A teoria de formação profissional está intimamente ligada à prática de formação profissional, que tem vindo a influenciar os padrões dos sistemas nacionais de formação profissional, bem como as culturas regionais (Kuhn in Figueira, 2003, p. 29).
A ACIPOL é uma instituição de ensino superior vocacionada para formação de quadros para a área da Ordem e Segurança Públicas. Definida desta maneira, a Academia parece situar-se numa zona cinzenta de interacção entre o sistema nacional de educação (mais exactamente, o subsistema de ensino superior) e a PRM e o Ministério do Interior (PEACIPOL, 2007, Vol.4, p.7). Porém, essa dúvida fica dissipada se tivermos em consideração a tabela 5 relativa à classificação e missões das instituições de ensino superior em Moçambique, a qual especifica que as academias se
dedicam ao ensino em áreas específicas, nomeadamente (...), as habilidades técnicas tais como as militares e policiais (...). Deve-se, porém, ter em conta que neste estudo
defendemos que as habilidades técnicas são as capacidades requeridas para executar
com eficiência um certo acto ou uma certa tarefa (Martins, 2000, p.49).

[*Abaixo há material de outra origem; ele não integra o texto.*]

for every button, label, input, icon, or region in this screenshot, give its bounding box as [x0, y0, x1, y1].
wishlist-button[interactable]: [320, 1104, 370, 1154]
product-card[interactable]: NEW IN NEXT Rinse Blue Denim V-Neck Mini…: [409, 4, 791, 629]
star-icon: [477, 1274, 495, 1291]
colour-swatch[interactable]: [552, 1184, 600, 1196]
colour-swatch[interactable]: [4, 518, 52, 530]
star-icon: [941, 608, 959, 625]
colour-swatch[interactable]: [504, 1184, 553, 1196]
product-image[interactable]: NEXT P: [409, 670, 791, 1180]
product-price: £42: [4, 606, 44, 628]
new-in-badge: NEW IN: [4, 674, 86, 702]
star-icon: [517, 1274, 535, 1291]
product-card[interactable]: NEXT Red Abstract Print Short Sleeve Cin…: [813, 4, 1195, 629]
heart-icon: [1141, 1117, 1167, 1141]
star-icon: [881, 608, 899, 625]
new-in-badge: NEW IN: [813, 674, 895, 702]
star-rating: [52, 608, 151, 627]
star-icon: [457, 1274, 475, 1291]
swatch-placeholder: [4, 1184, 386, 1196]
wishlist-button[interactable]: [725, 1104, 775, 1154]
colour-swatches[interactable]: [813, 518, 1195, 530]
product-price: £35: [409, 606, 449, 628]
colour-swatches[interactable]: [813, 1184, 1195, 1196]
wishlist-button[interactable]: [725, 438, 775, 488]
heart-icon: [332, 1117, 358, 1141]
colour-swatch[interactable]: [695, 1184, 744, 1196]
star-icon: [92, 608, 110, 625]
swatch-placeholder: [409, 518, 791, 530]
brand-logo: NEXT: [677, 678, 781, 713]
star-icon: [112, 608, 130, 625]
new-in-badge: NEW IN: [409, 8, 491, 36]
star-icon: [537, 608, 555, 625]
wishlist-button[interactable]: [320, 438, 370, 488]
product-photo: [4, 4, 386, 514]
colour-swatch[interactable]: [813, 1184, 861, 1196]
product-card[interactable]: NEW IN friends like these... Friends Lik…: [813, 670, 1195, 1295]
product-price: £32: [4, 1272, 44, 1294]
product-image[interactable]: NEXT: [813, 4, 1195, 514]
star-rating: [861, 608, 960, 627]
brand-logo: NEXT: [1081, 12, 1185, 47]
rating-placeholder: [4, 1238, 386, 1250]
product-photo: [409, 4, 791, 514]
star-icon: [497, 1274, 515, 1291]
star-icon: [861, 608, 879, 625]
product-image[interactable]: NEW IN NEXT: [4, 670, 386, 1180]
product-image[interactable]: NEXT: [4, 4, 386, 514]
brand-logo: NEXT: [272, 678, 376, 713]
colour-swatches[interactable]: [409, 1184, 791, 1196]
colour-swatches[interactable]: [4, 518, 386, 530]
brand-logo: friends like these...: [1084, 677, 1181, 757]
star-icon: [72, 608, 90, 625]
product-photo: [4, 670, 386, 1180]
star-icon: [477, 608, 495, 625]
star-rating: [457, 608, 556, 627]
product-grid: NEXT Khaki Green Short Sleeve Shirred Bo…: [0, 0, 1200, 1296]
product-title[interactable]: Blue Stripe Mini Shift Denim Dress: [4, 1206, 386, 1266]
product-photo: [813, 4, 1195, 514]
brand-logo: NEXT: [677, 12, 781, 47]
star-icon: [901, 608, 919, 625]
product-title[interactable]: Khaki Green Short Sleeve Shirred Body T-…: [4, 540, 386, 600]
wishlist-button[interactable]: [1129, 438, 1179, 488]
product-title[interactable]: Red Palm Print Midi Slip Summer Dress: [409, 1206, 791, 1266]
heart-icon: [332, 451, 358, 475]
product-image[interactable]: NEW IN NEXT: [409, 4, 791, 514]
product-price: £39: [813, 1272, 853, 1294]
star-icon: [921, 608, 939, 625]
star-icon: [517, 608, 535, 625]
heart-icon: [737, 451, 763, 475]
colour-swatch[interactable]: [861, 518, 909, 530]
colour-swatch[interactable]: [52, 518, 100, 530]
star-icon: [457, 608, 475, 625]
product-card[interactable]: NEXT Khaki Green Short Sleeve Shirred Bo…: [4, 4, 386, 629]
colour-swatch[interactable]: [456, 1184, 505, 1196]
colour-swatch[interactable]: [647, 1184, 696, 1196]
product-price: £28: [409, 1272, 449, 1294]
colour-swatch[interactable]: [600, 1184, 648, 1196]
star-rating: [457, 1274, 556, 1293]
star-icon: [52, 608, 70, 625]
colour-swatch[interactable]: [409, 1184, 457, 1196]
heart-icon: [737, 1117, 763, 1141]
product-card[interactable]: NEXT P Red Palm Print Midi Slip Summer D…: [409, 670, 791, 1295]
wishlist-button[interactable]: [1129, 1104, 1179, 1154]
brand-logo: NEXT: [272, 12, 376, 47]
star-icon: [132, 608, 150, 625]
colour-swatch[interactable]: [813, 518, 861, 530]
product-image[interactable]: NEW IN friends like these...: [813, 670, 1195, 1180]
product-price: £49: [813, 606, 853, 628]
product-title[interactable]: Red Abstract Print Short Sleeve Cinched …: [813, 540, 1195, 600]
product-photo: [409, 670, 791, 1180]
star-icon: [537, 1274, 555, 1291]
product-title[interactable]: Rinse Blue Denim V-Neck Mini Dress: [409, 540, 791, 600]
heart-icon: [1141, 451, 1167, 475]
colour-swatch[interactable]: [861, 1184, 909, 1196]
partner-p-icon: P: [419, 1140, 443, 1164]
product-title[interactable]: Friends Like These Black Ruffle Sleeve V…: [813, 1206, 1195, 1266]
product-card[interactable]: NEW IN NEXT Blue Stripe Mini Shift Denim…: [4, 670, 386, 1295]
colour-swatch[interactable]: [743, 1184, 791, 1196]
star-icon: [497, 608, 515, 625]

São aquelas
que permitem desenvolver nos formandos a qualidade que Freire (2010, p.40) denomina de consciência crítica, em contraposição à consciência ingênua, que segundo o mesmo autor:
A Consciência Ingênua Revela uma certa simplicidade, tende a um simplismo, na interpretação dos problemas, isto é, encara um desafio de maneira simplista ou com simplicidade. Não se aprofunda na casualidade do próprio facto. Suas conclusões são apresentadas superficiais. Diz que a realidade é estática e não mutável (FREIRE, 2010, P.41).

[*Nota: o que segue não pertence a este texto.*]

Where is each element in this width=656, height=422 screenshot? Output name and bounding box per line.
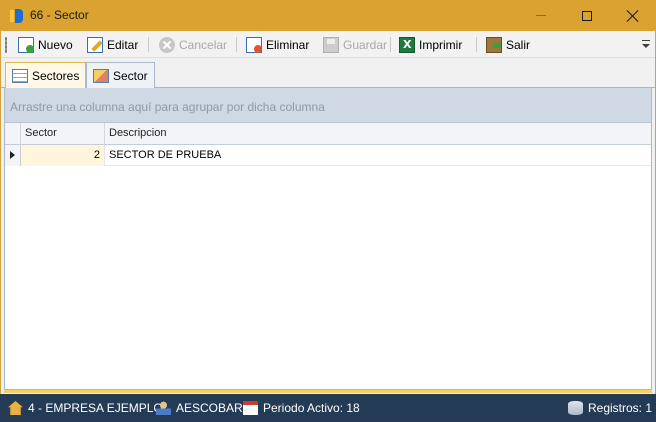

O principal destaque, que constitui núcleo da missão e objectivos da ACIPOL, é que a formação deve ter em conta as necessidades operacionais da polícia e, consequentemente, a necessidade de formar profissionais com competência e perfil adequados para desempenhar suas funções, no sector específico, no quadro da estrutura orgânica e funcional da Polícia.